Le Tchad renforce la mission onusienne en haïti avec 1500 soldats

le Tchad renforce la mission onusienne en haïti avec 1500 soldats

Le gouvernement du Tchad a annoncé l’envoi de 1 500 soldats en Haïti pour participer à la mission de sécurité des Nations unies visant à restaurer l’ordre face à la montée de la violence des gangs. Cette initiative s’inscrit dans le cadre d’une force multinationale déployée à la demande des Nations unies.

déploiement immédiat de deux bataillons tchadiens

Dans une lettre adressée au Parlement tchadien et lue en séance plénière, le président Mahamat Déby Itno a précisé que deux bataillons, composés chacun de 750 militaires, seront engagés dès ce mois-ci. Leur mission s’étendra sur une période d’un an, conformément aux directives onusiennes.

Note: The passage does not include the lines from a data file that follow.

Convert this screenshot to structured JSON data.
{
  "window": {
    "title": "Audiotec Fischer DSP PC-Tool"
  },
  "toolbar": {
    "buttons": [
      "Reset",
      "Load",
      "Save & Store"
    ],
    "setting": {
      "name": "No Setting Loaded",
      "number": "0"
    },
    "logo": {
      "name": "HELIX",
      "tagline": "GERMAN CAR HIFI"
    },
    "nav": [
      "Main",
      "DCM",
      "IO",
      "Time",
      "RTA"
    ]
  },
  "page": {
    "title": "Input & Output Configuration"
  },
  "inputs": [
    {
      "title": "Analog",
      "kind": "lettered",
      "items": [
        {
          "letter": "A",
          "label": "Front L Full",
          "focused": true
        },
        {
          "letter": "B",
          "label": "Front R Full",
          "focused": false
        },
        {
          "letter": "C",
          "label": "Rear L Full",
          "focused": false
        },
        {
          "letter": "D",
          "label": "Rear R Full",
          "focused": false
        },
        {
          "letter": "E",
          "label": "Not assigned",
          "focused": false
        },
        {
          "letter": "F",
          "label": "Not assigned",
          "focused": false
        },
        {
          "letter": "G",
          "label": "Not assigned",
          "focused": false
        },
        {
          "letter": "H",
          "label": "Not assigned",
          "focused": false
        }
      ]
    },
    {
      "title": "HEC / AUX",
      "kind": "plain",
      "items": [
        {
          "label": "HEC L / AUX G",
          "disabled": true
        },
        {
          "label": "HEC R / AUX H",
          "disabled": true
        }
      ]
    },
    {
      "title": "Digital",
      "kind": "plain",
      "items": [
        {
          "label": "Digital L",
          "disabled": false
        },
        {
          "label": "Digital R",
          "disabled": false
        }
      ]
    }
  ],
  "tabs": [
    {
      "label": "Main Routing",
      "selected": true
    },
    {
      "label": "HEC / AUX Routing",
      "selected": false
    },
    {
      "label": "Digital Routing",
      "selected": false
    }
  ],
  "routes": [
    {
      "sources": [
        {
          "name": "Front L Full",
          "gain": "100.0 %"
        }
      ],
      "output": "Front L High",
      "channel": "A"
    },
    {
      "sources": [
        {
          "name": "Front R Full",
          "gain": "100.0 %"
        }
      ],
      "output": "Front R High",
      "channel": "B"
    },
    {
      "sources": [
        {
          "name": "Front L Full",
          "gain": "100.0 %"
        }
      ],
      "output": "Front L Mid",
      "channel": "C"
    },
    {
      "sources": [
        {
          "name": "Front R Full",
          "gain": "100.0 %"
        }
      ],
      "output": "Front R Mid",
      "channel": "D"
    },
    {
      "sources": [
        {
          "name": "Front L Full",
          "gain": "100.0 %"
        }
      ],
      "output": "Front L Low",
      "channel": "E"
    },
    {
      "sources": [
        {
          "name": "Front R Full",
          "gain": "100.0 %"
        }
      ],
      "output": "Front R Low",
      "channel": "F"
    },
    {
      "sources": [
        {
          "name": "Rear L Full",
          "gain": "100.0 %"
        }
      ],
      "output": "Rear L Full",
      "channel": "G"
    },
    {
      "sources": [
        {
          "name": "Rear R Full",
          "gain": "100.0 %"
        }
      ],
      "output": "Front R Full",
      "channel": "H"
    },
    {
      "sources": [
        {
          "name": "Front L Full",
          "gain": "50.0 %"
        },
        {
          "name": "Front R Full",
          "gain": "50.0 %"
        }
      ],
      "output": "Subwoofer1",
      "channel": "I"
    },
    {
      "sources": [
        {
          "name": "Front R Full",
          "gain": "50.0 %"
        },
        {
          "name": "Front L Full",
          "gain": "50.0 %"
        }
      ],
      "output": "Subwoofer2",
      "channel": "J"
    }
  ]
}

Le chef de l’État a également souligné qu’un premier contingent de 400 hommes avait déjà été déployé en Haïti, marquant ainsi l’engagement du Tchad dans cette opération internationale.

contexte et enjeux de la mission en haïti

L’année précédente, le Conseil de sécurité de l’ONU avait validé l’extension de la force multinationale, initialement dirigée par le Kenya, à 5 500 soldats. Cette mission élargie inclut désormais des pouvoirs accrus, comme l’autorisation d’arrestation des membres présumés de gangs, une prérogative absente des missions précédentes.

La force initiale, lancée en 2023 avec un effectif de 2 500 membres, avait été freinée par des difficultés logistiques et financières, limitant son efficacité face à l’ampleur des défis sécuritaires.

une insécurité généralisée à port-au-prince et au-delà

Les gangs armés contrôlent désormais près de 90 % de Port-au-Prince, la capitale haïtienne, ainsi que de vastes zones rurales. Leur emprise sur le territoire aggrave une crise humanitaire déjà profonde, marquée par des actes de violence extrême.

En 2021, l’assassinat de l’ancien président Jovenel Moïse avait illustré le degré d’instabilité régnant dans le pays. Plus récemment, une attaque perpétrée par le gang Gran Grif dans la région de Petite-Rivière de l’Artibonite a fait au moins 30 morts et disparu plusieurs dizaines de personnes, selon les rapports d’ONG.